ECLI:NL:CRVB:2013:CA3796
Centrale Raad van Beroep
- Hoger beroep
- Rechtspraak.nl
Beoordeling van de aanvraag voor een WAO-uitkering en de verplichtingen van de aanvrager
In deze zaak heeft appellant, A. te B., een aanvraag ingediend voor een uitkering op grond van de Wet op de arbeidsongeschiktheidsverzekering (WAO) bij het Uitvoeringsinstituut werknemersverzekeringen (Uwv). Het Uwv heeft appellant verzocht om nadere gegevens te verstrekken, omdat de beschikbare informatie onvoldoende was om de aanvraag te beoordelen. Appellant heeft echter niet voldaan aan dit verzoek, zowel in de aanvraagfase als in de bezwaarfase. Het Uwv heeft daarop de aanvraag buiten behandeling gesteld, wat door de rechtbank is bevestigd.
De rechtbank heeft overwogen dat appellant in de gelegenheid is gesteld om zijn aanvraag aan te vullen, maar dat hij niet binnen de gestelde termijn de benodigde gegevens heeft overgelegd. Dit omvatte onder andere medische stukken en bewijs van zijn arbeidsverleden.
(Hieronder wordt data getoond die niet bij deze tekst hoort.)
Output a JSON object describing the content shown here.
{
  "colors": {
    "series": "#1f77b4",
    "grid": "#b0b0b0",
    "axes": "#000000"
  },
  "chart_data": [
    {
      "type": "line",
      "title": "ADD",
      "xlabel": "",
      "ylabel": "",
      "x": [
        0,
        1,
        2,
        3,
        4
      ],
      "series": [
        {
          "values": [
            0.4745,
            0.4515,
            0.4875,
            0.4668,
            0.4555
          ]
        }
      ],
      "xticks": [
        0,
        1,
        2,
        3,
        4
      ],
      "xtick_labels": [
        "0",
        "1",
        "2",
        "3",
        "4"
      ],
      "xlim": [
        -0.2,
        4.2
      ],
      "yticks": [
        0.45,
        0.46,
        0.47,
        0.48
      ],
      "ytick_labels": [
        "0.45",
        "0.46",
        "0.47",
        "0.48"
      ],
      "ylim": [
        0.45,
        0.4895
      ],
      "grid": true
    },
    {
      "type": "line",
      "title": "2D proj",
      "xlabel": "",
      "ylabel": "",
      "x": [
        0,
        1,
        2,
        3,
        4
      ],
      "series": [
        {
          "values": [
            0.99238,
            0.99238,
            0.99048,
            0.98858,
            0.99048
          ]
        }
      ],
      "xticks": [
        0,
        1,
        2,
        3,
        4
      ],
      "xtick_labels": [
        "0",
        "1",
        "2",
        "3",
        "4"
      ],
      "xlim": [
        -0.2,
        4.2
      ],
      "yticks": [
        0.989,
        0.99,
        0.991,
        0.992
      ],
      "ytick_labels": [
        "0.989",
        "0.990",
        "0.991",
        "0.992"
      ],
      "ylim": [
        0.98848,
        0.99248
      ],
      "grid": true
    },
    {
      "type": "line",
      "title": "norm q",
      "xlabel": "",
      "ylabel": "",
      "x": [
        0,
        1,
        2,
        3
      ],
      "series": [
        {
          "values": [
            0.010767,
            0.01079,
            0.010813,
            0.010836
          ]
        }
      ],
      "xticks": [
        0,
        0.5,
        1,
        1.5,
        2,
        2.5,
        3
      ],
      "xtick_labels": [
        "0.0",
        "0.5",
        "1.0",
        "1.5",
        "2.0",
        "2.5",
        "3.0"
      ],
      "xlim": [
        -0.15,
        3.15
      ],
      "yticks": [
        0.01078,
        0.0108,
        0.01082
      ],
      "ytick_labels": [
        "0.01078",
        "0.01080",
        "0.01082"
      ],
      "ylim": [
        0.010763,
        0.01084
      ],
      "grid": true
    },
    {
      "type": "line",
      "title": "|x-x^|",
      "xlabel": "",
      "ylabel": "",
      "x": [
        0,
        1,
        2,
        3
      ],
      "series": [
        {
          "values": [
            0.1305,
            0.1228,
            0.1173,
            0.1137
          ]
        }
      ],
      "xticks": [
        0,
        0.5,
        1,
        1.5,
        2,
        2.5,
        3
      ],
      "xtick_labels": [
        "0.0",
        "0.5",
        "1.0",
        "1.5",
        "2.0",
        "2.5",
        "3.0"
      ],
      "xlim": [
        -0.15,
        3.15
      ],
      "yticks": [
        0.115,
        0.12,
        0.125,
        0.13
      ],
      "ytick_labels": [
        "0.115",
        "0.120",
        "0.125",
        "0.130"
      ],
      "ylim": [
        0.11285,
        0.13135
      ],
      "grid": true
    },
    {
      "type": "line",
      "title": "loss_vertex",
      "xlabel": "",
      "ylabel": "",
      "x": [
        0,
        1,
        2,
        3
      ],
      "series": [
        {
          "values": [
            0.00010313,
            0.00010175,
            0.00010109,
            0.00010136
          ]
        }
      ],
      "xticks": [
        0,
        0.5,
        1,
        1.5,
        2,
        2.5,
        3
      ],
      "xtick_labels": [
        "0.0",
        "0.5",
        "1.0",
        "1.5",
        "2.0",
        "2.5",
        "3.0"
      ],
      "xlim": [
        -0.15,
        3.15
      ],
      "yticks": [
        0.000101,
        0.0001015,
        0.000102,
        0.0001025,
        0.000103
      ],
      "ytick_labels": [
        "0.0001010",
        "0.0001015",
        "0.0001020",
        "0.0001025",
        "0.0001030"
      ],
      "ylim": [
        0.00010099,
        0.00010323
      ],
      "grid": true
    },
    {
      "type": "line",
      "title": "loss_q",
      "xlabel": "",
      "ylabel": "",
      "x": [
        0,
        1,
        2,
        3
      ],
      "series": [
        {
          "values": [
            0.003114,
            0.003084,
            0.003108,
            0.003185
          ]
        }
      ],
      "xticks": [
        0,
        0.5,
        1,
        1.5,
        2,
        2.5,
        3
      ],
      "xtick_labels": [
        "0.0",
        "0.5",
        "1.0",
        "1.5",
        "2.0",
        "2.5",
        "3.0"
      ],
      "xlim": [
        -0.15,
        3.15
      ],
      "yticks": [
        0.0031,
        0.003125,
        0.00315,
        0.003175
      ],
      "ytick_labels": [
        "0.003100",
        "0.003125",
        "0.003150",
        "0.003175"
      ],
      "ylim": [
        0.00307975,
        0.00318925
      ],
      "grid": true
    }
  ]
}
De rechtbank heeft vastgesteld dat het Uwv zelf ook onderzoek heeft gedaan naar het arbeidsverleden van appellant, maar dat dit geen bruikbare informatie heeft opgeleverd.
In hoger beroep heeft appellant zijn eerdere argumenten herhaald, maar de Centrale Raad van Beroep heeft geoordeeld dat de rechtbank terecht heeft geconcludeerd dat het Uwv bevoegd was om de aanvraag buiten behandeling te laten. De Raad heeft bevestigd dat appellant niet redelijkerwijs in staat was om de gevraagde gegevens te verstrekken en dat het Uwv niet in redelijkheid van zijn bevoegdheid gebruik heeft kunnen maken. De uitspraak van de rechtbank is dan ook bevestigd, zonder aanleiding voor een proceskostenveroordeling.